Her mother is an unpredictable force, albeit one who meditates, and the children can only hold on as best they can. Freud weaves in some beautiful imagery and sensory assemblages of market places and the crowded players in the Djemaa El Fna (the main square in Marrakech). There is an assortment of peripheral characters such as the dancing Senegalese Gnaoua, the Henna Ladies/Nappy Thieves from across the way in the Hotel Moulay Idriss where the family sometimes stay, the Fool who follows the children and their mother home on dark nights and who the children take a shining to in the Djemaa El Fna, the beggar girls of the square, and especially Khadija (in whose service, later in the book, the narrator’s mother partly reclaims some karmic respect by taking her to the Hammam — public baths — along with the other beggar girls before buying new caftans for them: although, of course, we find that the girls don’t then wear them because, we assume, they have to work after all).

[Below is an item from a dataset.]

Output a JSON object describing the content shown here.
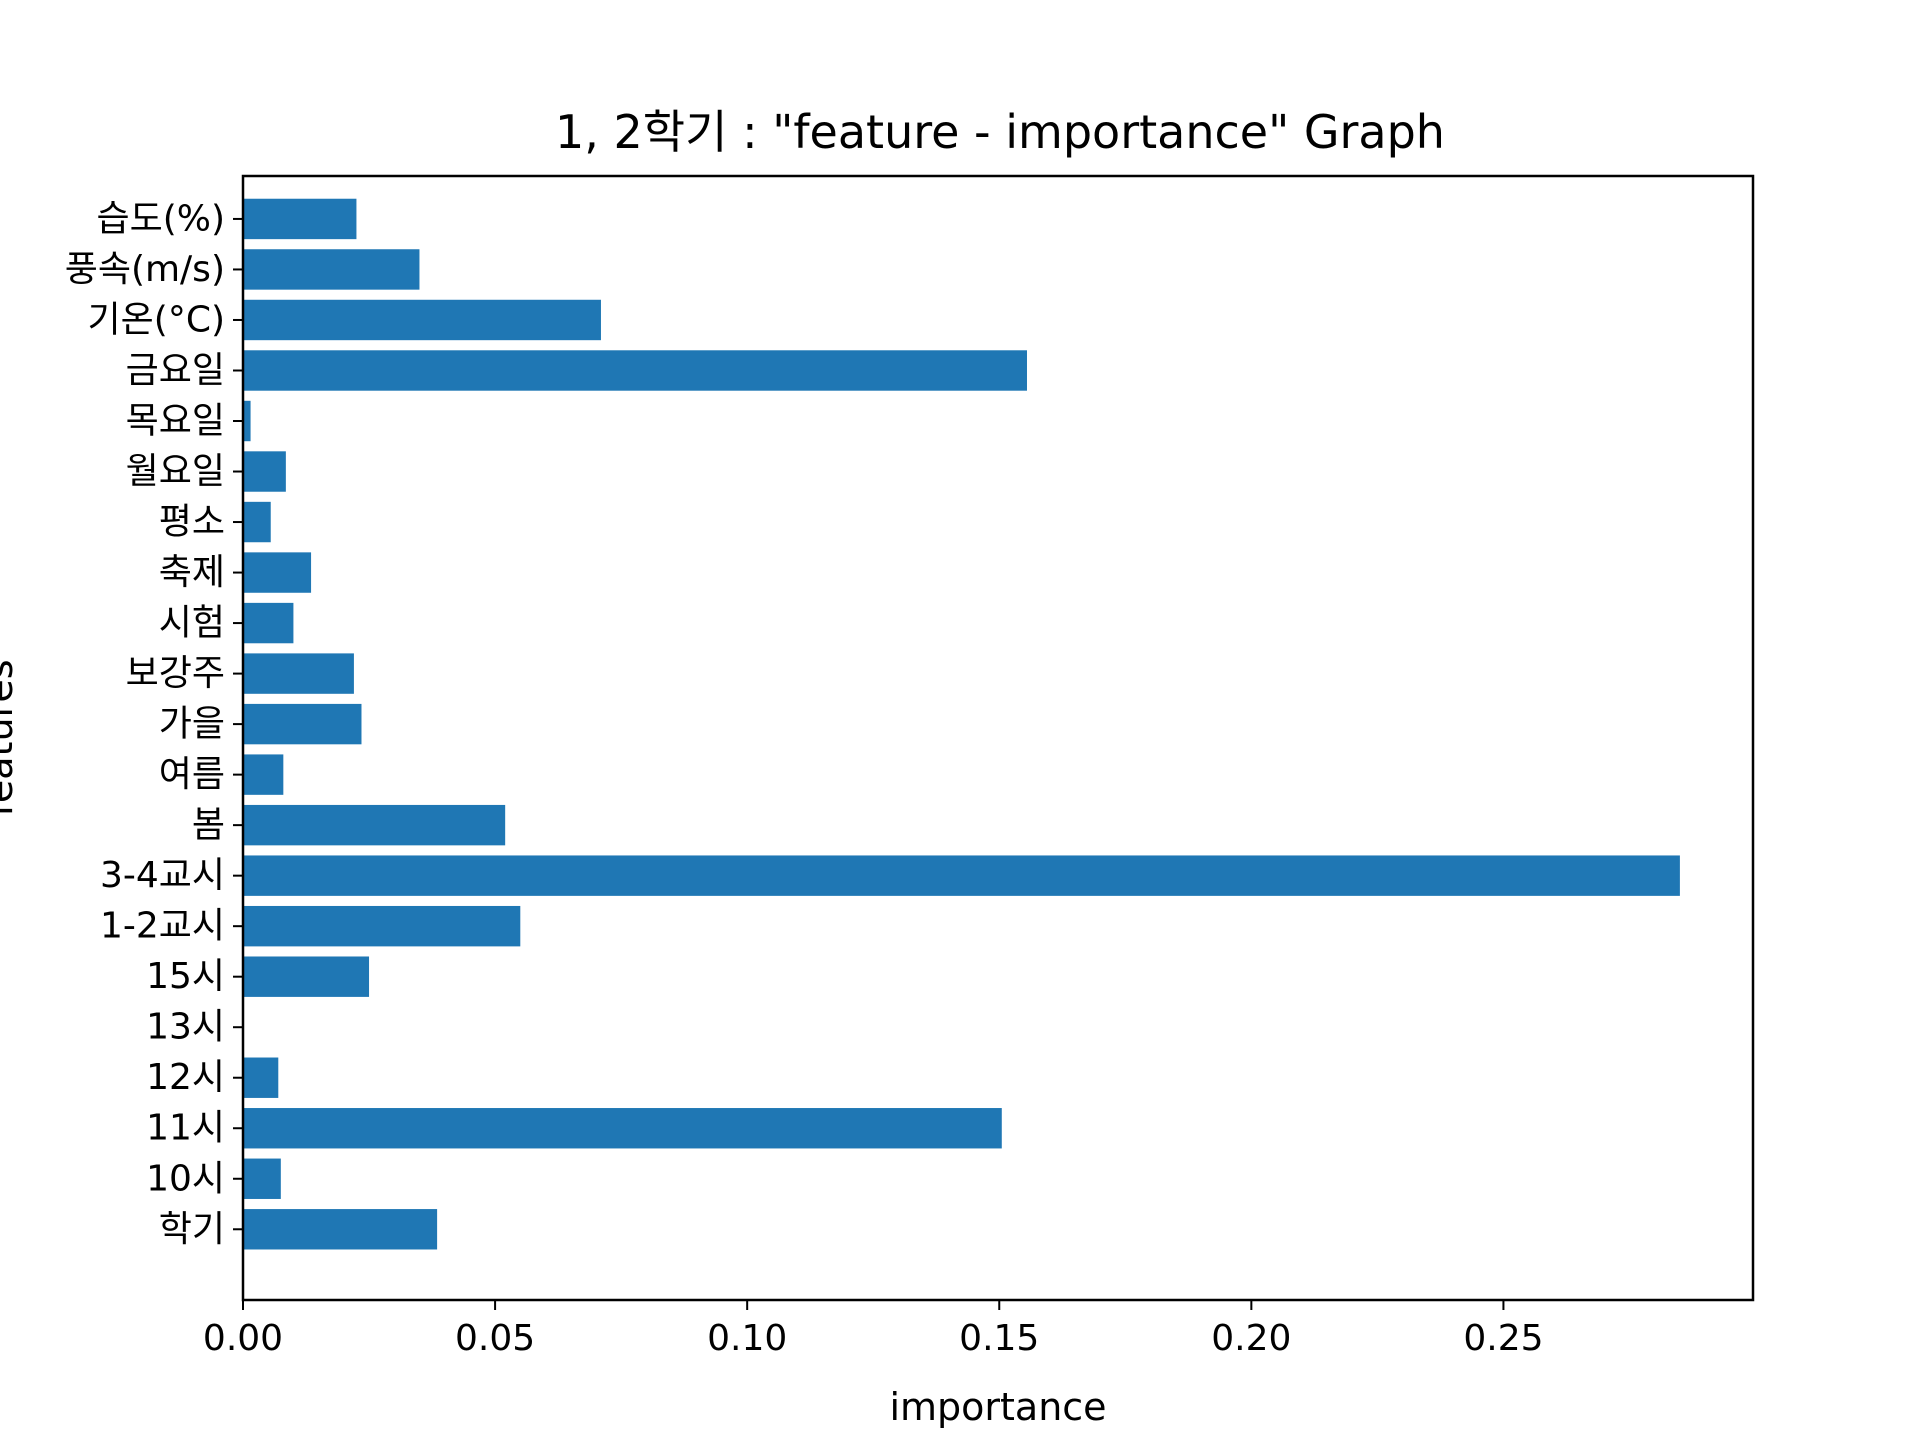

Along the way, the mostly self-concerned mother is portrayed as someone who meets confusing strangers and does confusing things (the enigmatic Pedro the guitarist and his fellow travellers, for example, who the children wake to, unexpectedly bundled up warm in the garden, finding them running around naked and semi-naked). The adults tell a story of an earthquake and its sudden surprise. The children’s mother meets the suave and wealthy Luigi Mancini, who they’re impressed with, and who they hope their mother will continue a relationship with. He disappears, however, along with his estate: a place of magic that moves of its own accord, the girls surmise, because they can’t find it again. Mancini, or the epitome of him, hovers from time to time in the children’s thoughts as the story goes on, though we and they don’t meet again.

The most dominate non-family member in the book appears as a deeper driving force though, similarly in his absence, for the child narrator. Bilal works for the travelling Hadaoui, some form of ‘magic man’, early on, and takes the child as his flower girl in performances. The younger girl seems to love him very dearly and, indeed, Bilal and her mother seem set to continue their relationship until, too confusingly and suddenly for the child to grasp, he must leave to find further work. Bilal’s long hoped-for return is a ghost that hangs in the pages throughout. It is as if he represents some form of stability that the children desperately need, though won’t quite express.

Freud’s story is a journey, though one without defined plot. This doesn’t matter because what we’re presented with is a tale of subtle love and frustration, abandonments, confusions, immersions and beauty. What these subtleties ought also to be provided with, however, is a closer editorial insistence on correctly finished sentences. There is a proliferation of partly constructed sentences throughout the book, which does have a tendency to distract the discerning eye. This minor gripe aside though, Hideous Kinky is a weave of colour, love and an attentive eye on what it is to be a child in an adult’s slipstream of dreams.

Freud has pressed Hideous Kinky in time, and as such it continues to impress itself upon the reader’s mind.